ALP ❱ ps -o time,pid,ppid,cmd --forest -g $(pgrep -x bash)
    TIME   PID  PPID CMD
00:00:00  5204  2738 /bin/bash
00:00:00  2742  2738 /bin/bash
00:00:00  4696  2742  \_ redshift
00:00:00 14863  2742  \_ ./a.out
00:00:00 14864 14863      \_ sleep 3
00:00:00 14865 14863      \_ sleep 4
00:00:00 14866 14863      \_ sleep 5
00:00:00 14867 14863      \_ sleep 7
00:00:00 14868 14863      \_ sleep 9

As you can see a.out process has 5 children. And They are running simultaneously. Then whenever each of them terminates, kernel sends the signal SIGCHLD to their parent that is: a.out

NOTE

If we do not use pause or any mechanism so that the parent can wait for its children, then we will abandon the created processes and the upstart (= on Ubuntu or init) becomes parent of them. You can try it if you remove pause()



回答2:

The parent process immediately returns from main() after the child pid is returned from fork(), it never has the opportunity to wait for the child to terminate.



回答3:

I'm using Mac, so my answer may be not quite relevant, but still. I compile without any options, so executable name is a.out.

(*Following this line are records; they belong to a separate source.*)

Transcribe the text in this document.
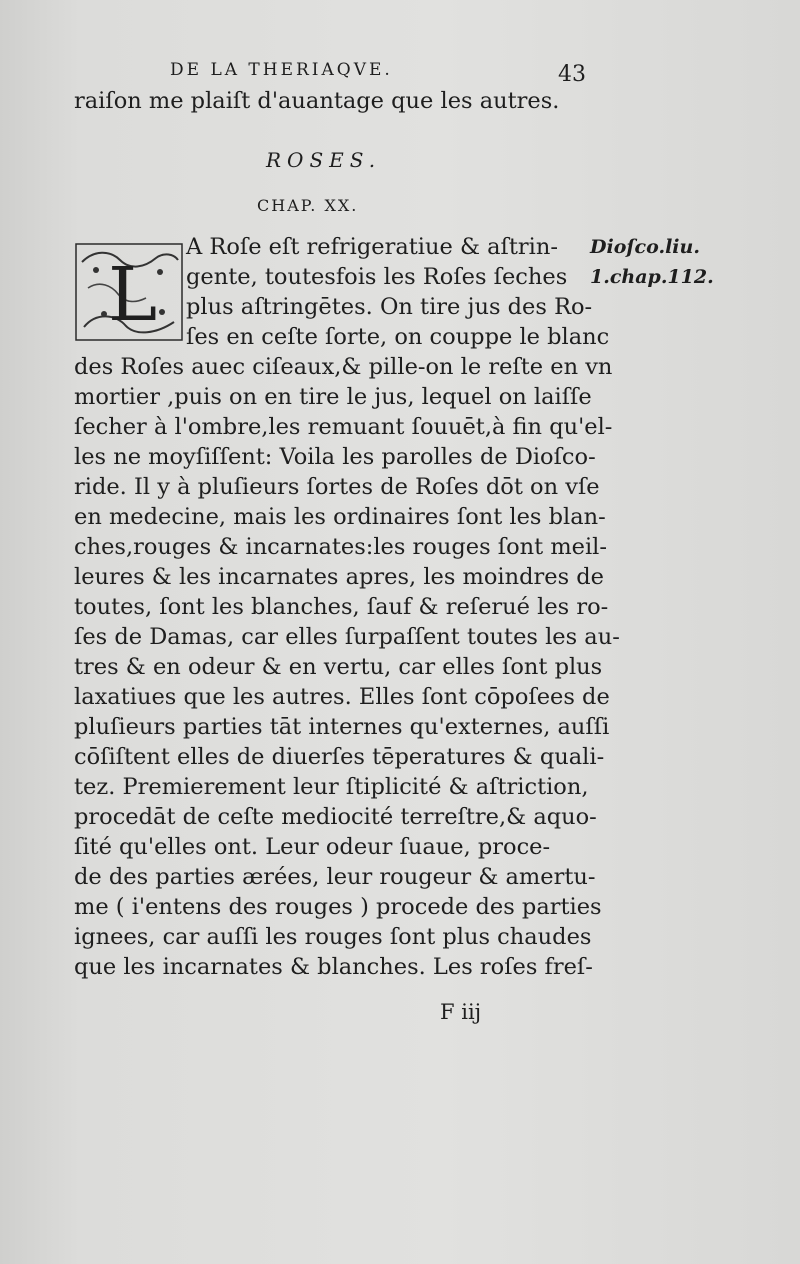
DE LA THERIAQVE.	43
raiſon me plaiſt d'auantage que les autres.
ROSES.
CHAP. XX.
L
A Roſe eſt refrigeratiue & aſtrin-
gente, toutesfois les Roſes ſeches
plus aſtringētes. On tire jus des Ro-
ſes en ceſte ſorte, on couppe le blanc
des Roſes auec ciſeaux,& pille-on le reſte en vn
mortier ,puis on en tire le jus, lequel on laiſſe
ſecher à l'ombre,les remuant ſouuēt,à fin qu'el-
les ne moyſiſſent: Voila les parolles de Dioſco-
ride. Il y à pluſieurs ſortes de Roſes dōt on vſe
en medecine, mais les ordinaires ſont les blan-
ches,rouges & incarnates:les rouges ſont meil-
leures & les incarnates apres, les moindres de
toutes, ſont les blanches, ſauf & reſerué les ro-
ſes de Damas, car elles ſurpaſſent toutes les au-
tres & en odeur & en vertu, car elles ſont plus
laxatiues que les autres. Elles ſont cōpoſees de
pluſieurs parties tāt internes qu'externes, auſſi
cōſiſtent elles de diuerſes tēperatures & quali-
tez. Premierement leur ſtiplicité & aſtriction,
procedāt de ceſte mediocité terreſtre,& aquo-
ſité qu'elles ont. Leur odeur ſuaue, proce-
de des parties ærées, leur rougeur & amertu-
me ( i'entens des rouges ) procede des parties
ignees, car auſſi les rouges ſont plus chaudes
que les incarnates & blanches. Les roſes freſ-
Dioſco.liu.
1.chap.112.
F iij
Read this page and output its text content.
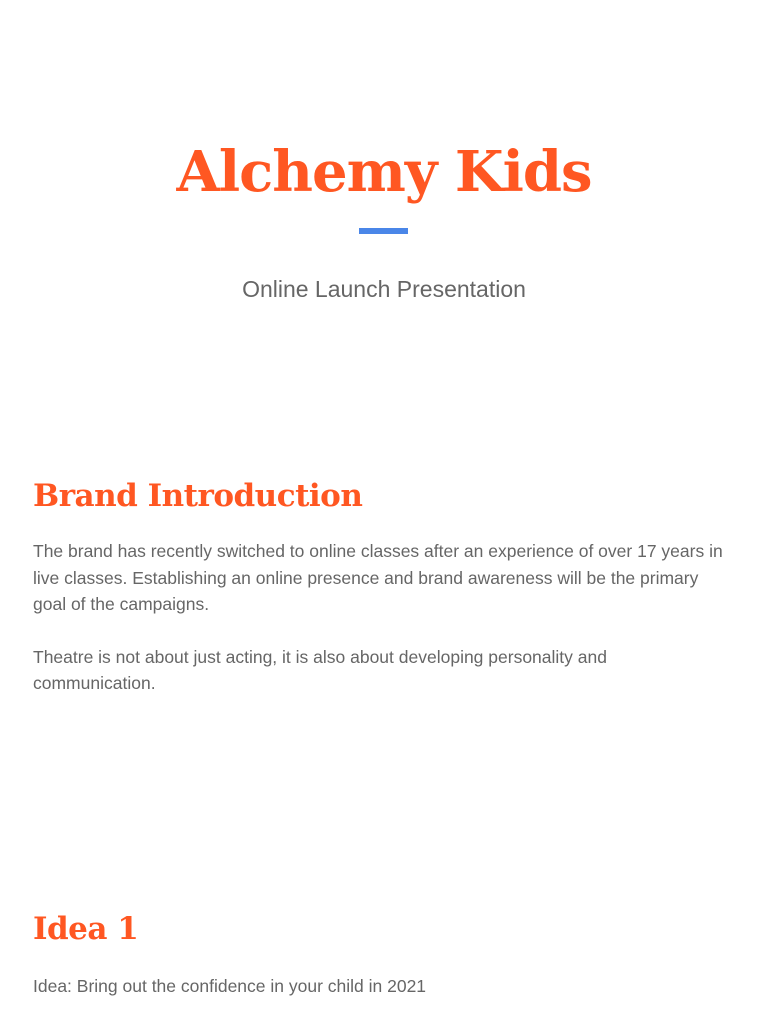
Alchemy Kids

Online Launch Presentation

Brand Introduction

The brand has recently switched to online classes after an experience of over 17 years in live classes. Establishing an online presence and brand awareness will be the primary goal of the campaigns.

Theatre is not about just acting, it is also about developing personality and communication.

Idea 1

Idea: Bring out the confidence in your child in 2021
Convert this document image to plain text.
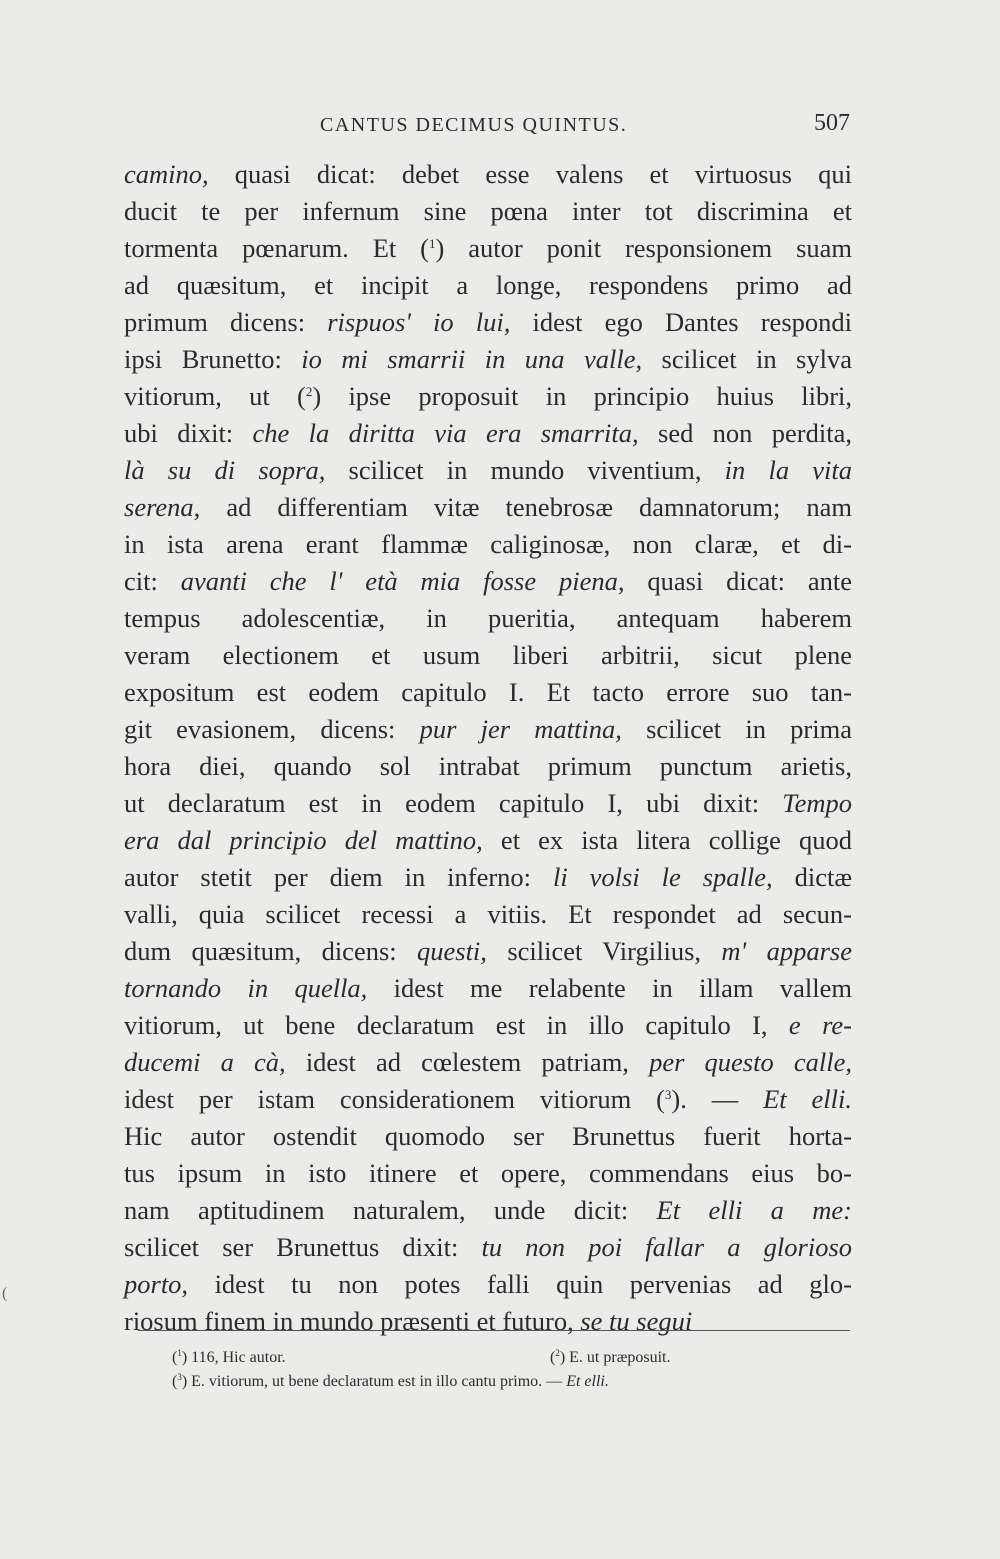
CANTUS DECIMUS QUINTUS.	507
camino, quasi dicat: debet esse valens et virtuosus qui
ducit te per infernum sine pœna inter tot discrimina et
tormenta pœnarum. Et ($^1$) autor ponit responsionem suam
ad quæsitum, et incipit a longe, respondens primo ad
primum dicens: rispuos' io lui, idest ego Dantes respondi
ipsi Brunetto: io mi smarrii in una valle, scilicet in sylva
vitiorum, ut ($^2$) ipse proposuit in principio huius libri,
ubi dixit: che la diritta via era smarrita, sed non perdita,
là su di sopra, scilicet in mundo viventium, in la vita
serena, ad differentiam vitæ tenebrosæ damnatorum; nam
in ista arena erant flammæ caliginosæ, non claræ, et di-
cit: avanti che l' età mia fosse piena, quasi dicat: ante
tempus adolescentiæ, in pueritia, antequam haberem
veram electionem et usum liberi arbitrii, sicut plene
expositum est eodem capitulo I. Et tacto errore suo tan-
git evasionem, dicens: pur jer mattina, scilicet in prima
hora diei, quando sol intrabat primum punctum arietis,
ut declaratum est in eodem capitulo I, ubi dixit: Tempo
era dal principio del mattino, et ex ista litera collige quod
autor stetit per diem in inferno: li volsi le spalle, dictæ
valli, quia scilicet recessi a vitiis. Et respondet ad secun-
dum quæsitum, dicens: questi, scilicet Virgilius, m' apparse
tornando in quella, idest me relabente in illam vallem
vitiorum, ut bene declaratum est in illo capitulo I, e re-
ducemi a cà, idest ad cœlestem patriam, per questo calle,
idest per istam considerationem vitiorum ($^3$). — Et elli.
Hic autor ostendit quomodo ser Brunettus fuerit horta-
tus ipsum in isto itinere et opere, commendans eius bo-
nam aptitudinem naturalem, unde dicit: Et elli a me:
scilicet ser Brunettus dixit: tu non poi fallar a glorioso
porto, idest tu non potes falli quin pervenias ad glo-
riosum finem in mundo præsenti et futuro, se tu segui
($^1$) 116, Hic autor.	($^2$) E. ut præposuit.
($^3$) E. vitiorum, ut bene declaratum est in illo cantu primo. — Et elli.
(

I have the same experience with the console (the process doesn't seem to terminate), but I noticed that it's just terminal glitch, because you actually can just press Enter and your command line will be back, and actually ps executed from other terminal window doesn't show a.out, nor ls which it launched.

Also if I run ./a.out >/dev/null it finishes immediately.

So the point of the above is that everything actually terminates, just the terminal freezes for some reason.

Next, why it never prints Cleaning child process is taken care of by SIGCHLD.. Simply because the parent process terminates before child. The SIGCHLD signal can't be delivered to already terminated process, so the handler is never invoked.

In the book it's said that the parent process contiunes to do some other things, and if it really does then everything works fine, for example if you add sleep(1) after spawn().